Asked about what she draws her inspiration from, she answers that the streets of Paris are a major source.
“It’s often stuff that happens while I’m on the metro, the bus or just walking around. In this city, there’s always something interesting to look at, and I’m not talking about the typical postcard Paris. I enjoy this environment. There’s so much variation, someone from everywhere, a vast diasporic community all across the city. I’ll see something that will trigger something, and one thing leads to another, to the next. Sometimes it takes you somewhere interesting and sometimes its doesn’t.”
Mesiti couldn’t make new work for Palais de Tokyo, since she’s currently working on her installation for the Australian Pavilion at the Venice Biennale, opening on 11 May.
“Here, I’ll show a three-channel installation called Assembly. I found the source for this work while walking through a flea market in Rome some years ago. I discovered a peculiar object, a small machine, which I later discovered is called a Michela machine, a 19th-century stenographic device, modelled on a piano keyboard.”
The machine is an Italian invention, used in the Senate for official parliamentary note-taking.
“When this instrument was invented, it was adopted very quickly by the newly formed Italian parliament. It had won many prizes at the World Fair in Paris in the 1880s and Guiseppe Garibaldi insisted that they used this technology to ensure transparency within the democratic process. It played an important role over the last century.”
In her research, Mesiti discovered that the inventor was inspired by the idea of musical notation as a universal language.
“It interested me, because it looked like an instrument, but is in fact a typewriter of sorts. And I thought it would be really interesting to see what would happen if you translated text into music via this machine.”
For her film, Mesiti chose the poem To Be Written in Another Tongue by David Malouf to be ‘translated’ into music.
“This poem reflects on the difficulty of translation and the linguistic disconnection between the speaker in the poem and an ancestor.

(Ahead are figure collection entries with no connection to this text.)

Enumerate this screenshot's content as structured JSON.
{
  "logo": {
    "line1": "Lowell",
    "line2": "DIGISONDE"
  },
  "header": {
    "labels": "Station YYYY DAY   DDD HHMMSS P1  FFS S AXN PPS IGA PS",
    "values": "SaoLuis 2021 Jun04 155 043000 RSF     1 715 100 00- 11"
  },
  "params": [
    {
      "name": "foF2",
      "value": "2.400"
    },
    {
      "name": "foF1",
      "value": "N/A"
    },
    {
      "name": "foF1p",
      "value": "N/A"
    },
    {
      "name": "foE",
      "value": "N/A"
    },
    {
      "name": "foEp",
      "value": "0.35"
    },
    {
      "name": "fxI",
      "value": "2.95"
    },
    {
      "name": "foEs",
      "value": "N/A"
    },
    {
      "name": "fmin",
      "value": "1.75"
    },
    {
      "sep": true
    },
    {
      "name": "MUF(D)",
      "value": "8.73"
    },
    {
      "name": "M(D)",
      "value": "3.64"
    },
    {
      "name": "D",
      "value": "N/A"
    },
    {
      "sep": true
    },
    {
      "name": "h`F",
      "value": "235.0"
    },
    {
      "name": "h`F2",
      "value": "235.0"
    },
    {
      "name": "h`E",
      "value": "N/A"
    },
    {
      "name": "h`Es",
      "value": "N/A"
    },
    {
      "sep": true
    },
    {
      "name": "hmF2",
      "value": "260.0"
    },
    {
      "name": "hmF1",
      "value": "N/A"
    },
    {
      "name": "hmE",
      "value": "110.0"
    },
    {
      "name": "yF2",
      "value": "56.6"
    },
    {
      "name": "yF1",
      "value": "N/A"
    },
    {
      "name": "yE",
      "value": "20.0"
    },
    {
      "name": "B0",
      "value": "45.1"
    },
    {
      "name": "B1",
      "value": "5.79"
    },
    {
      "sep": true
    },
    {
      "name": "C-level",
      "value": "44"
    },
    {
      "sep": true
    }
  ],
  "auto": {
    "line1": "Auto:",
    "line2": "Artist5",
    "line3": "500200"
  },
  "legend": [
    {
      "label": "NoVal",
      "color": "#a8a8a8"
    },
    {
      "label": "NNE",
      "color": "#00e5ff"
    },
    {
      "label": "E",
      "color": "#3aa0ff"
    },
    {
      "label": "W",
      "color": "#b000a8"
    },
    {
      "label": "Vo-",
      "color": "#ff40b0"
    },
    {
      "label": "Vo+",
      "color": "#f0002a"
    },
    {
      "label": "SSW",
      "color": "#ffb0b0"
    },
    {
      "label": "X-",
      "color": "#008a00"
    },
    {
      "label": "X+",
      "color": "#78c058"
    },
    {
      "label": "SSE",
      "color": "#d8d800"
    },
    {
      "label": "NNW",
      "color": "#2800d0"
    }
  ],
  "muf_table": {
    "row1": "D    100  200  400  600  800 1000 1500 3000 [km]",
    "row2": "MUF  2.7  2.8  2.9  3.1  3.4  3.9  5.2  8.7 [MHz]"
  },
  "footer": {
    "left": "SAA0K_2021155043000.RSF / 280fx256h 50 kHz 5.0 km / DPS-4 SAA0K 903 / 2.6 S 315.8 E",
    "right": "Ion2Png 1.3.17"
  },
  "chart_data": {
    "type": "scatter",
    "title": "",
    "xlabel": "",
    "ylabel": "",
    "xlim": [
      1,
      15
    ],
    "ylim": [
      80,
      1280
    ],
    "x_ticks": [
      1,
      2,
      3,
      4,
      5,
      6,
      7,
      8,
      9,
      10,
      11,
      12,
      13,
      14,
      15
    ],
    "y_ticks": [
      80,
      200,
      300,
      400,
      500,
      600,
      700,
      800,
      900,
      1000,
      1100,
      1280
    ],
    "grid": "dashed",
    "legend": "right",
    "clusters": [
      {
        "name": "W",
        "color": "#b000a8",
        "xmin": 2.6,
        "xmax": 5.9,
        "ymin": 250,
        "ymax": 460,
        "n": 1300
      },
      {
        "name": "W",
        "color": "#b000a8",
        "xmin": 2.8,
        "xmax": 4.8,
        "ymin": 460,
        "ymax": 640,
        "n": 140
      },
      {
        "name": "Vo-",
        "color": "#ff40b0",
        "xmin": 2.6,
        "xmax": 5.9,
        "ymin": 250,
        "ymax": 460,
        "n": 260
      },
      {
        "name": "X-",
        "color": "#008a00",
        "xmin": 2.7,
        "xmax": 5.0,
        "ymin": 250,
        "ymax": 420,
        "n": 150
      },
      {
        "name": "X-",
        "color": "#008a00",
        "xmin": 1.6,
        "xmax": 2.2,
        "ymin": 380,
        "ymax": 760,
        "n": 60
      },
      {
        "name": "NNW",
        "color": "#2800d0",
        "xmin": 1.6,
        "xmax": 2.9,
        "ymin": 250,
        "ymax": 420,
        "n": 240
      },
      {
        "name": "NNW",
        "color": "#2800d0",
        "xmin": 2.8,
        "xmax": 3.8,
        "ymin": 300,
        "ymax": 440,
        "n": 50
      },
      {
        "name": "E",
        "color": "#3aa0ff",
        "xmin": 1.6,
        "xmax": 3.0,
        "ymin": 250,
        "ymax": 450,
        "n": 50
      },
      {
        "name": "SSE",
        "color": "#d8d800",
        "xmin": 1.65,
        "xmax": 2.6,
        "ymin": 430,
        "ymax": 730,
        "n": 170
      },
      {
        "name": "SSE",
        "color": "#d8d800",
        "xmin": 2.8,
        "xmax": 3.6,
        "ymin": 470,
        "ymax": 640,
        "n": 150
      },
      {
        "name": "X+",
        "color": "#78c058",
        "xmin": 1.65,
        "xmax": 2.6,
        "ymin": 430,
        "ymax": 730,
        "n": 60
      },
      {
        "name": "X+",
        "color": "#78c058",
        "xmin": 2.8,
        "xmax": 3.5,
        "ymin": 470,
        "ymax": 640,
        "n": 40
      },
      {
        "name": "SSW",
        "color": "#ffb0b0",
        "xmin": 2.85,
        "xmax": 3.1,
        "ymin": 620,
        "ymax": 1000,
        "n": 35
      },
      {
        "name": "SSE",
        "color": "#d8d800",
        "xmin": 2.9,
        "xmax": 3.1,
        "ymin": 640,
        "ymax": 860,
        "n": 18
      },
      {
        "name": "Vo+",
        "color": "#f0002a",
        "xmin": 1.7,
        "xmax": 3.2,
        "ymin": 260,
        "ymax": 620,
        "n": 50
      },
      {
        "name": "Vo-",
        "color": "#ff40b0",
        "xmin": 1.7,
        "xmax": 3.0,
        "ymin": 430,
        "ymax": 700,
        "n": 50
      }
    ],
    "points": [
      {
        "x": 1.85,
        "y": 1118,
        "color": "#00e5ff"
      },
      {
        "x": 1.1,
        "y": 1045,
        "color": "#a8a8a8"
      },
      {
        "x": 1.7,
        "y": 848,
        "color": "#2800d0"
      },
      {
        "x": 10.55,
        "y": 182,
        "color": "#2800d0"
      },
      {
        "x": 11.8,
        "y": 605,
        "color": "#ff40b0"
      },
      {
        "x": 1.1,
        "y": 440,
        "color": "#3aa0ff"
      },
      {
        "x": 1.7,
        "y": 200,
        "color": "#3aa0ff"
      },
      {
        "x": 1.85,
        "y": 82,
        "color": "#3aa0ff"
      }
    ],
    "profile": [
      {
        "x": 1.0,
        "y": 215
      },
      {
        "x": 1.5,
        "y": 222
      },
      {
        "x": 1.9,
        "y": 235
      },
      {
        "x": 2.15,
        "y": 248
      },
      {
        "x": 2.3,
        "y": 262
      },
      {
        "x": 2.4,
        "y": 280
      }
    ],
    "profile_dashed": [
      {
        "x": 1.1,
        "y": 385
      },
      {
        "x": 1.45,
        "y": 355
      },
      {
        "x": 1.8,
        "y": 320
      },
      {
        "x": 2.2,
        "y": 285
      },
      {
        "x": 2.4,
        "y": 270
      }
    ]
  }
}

I worked with a Sydney-based composer Max Lyandvert to arrange the poem into a musical score. You can have a potential physical experience with this work in the way that wave forms and sound enter the body through vibration. There’s so much work competing for your attention during the Biennale, and I was thinking about what things I responded to in previous events. I’ve seen how other artists work with sound, maybe as an escape from the very image- saturated experience of the world.”
As a last question, I ask Mesiti about what image she has on her mind at the moment.
“One I saw a couple of days ago really stuck with me. It’s from the newspaper The Australian. I ripped it out and kept it. I was in Dubai, transferring from Sydney, and it was just days after the Christchurch massacre. It’s a really great newspaper image – it grabs your attention immediately: the woman with her headscarf, the red rose poked into her vest, and the fact that she’s looking directly at the camera. Having just returned from Australia, where everyone was very shocked by this awful attack, this image spoke to me.”